En empresas tradicionales, como ha señalado Suzanna Chiu, responsable de Proyectos de Amadeus IT Group, “se necesita un refuerzo para innovar, para potenciar un proceso interno con el fin de localizar ideas poniendo en marcha distintos vehículos de innovación y combinarlos para ver cómo funcionan porque no hay fórmulas mágicas, hay que probar y aprender”.

Mesquida aboga por “identificar qué tipo de innovación quieres en tu empresa para definir si es mejor liderarla internamente o aliarse con startups o empresas externas para llevarla a cabo, y mejor con proyectos pequeños que no supongan mucha inversión y cuyos resultados puedan verse a corto plazo para que la gente no se desanime”; algo similar a como innova Booking.com, según publicó HOSTELTUR noticias de turismo.

No en vano, en palabras de Carvajal, “todos estamos aprendiendo a la vez porque las empresas más avanzadas en este sentido, las que mejor lo están haciendo, son las que están empezando a ir a dos velocidades: los equipos de la parte digital, que empiezan a volar, y los llamados dinosaurios, a los que la empresa tiene que defender, además de apoyar la innovación, porque ésta cuesta”.

Pero, como afirma Chiu, “también es divertida porque permite hacer cosas diferentes, aunque esos equipos deben percibir en el más corto plazo posible los beneficios que supone para ellos el desarrollo de esas nuevas tecnologías, por lo que la labor de comunicación es fundamental”. Lo difícil es, según indica Carvajal, “compaginar los objetivos de la empresa a corto plazo con los planes de innovación a largo”.

Por ello en Hotelbeds apuestan por poner a funcionar “el radar para saber qué están haciendo los competidores y las startups en lo que a innovaciones disruptivas se refiere, con el objetivo de tener una idea clara de, llegado el momento, si es mejor comprar o invertir”. Lo que está claro, y en lo que han coincidido todos los participantes en la mesa, es que “todo el mundo tiene que innovar”.

Las innovaciones que vienen

La tecnología realmente útil es aquella que contribuye a simplificar las cosas, por lo que los expertos señalan que las llamadas a consolidarse en el sector serán, entre otras, las aplicaciones de mensajería instantánea conectadas con herramientas de venta; los chatbots, con un mayor grado de personalización; así como el despegue definitivo de los mandatos de voz, la inteligencia artificial para automatizar muchas tareas sencillas, y la tecnología predictiva que permita a las empresas anticiparse a los deseos del cliente para ofrecerle contenido relevante, al más puro estilo de las agencias tradicionales.

Además en el futuro, como ha destacado Douglas Green, director ejecutivo de Sabre Corporation para España y Portugal, “habrá más relación entre los distintos actores del sector para ofrecer una óptima experiencia al cliente, porque es lo que está demandando y lo que permitirá incrementar las ventas.
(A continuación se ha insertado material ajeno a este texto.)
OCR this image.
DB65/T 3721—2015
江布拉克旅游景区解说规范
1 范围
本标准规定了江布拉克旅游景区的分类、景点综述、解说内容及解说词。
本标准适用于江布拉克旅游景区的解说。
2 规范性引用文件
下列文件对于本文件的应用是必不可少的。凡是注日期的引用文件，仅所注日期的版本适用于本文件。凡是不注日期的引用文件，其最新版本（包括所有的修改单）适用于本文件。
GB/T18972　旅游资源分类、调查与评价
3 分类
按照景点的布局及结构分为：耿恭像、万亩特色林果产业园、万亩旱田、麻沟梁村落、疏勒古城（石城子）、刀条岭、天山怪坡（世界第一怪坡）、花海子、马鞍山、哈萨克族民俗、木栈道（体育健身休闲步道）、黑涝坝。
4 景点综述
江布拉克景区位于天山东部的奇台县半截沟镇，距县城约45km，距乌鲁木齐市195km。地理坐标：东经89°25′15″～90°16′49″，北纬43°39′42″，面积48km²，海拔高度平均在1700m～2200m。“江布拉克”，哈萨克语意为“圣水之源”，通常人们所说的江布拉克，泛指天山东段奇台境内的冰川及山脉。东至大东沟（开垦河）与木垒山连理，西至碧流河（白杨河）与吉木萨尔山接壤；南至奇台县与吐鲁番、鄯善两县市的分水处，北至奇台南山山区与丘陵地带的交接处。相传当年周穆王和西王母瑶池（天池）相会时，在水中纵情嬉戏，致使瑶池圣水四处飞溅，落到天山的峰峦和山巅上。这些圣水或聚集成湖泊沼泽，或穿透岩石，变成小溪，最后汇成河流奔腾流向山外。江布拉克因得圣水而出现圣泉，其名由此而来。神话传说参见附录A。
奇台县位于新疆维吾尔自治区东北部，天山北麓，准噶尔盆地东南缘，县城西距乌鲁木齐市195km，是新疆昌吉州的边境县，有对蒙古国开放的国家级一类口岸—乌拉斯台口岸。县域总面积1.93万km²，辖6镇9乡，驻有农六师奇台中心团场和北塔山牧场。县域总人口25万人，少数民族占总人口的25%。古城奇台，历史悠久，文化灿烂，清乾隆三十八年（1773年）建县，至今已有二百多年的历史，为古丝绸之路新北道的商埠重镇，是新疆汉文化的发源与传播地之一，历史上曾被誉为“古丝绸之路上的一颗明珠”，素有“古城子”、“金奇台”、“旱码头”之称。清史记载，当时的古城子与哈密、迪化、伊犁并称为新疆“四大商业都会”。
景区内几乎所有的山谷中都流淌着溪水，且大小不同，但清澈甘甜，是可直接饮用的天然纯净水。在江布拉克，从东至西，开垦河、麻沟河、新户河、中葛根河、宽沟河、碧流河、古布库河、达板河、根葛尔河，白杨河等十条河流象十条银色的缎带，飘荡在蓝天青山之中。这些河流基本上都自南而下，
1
El compartir esos datos entre las empresas facilitará asimismo tener un foco más amplio sobre el cliente”.

Y es que, ha concluido Green, “para 2020 el 85% de la interacción con el cliente será automática con un bot, por lo que en Sabre estamos trabajando con las agencias de viajes para captar ese 15% restante aportando valor al cliente poniendo al viajero en el centro de la industria”.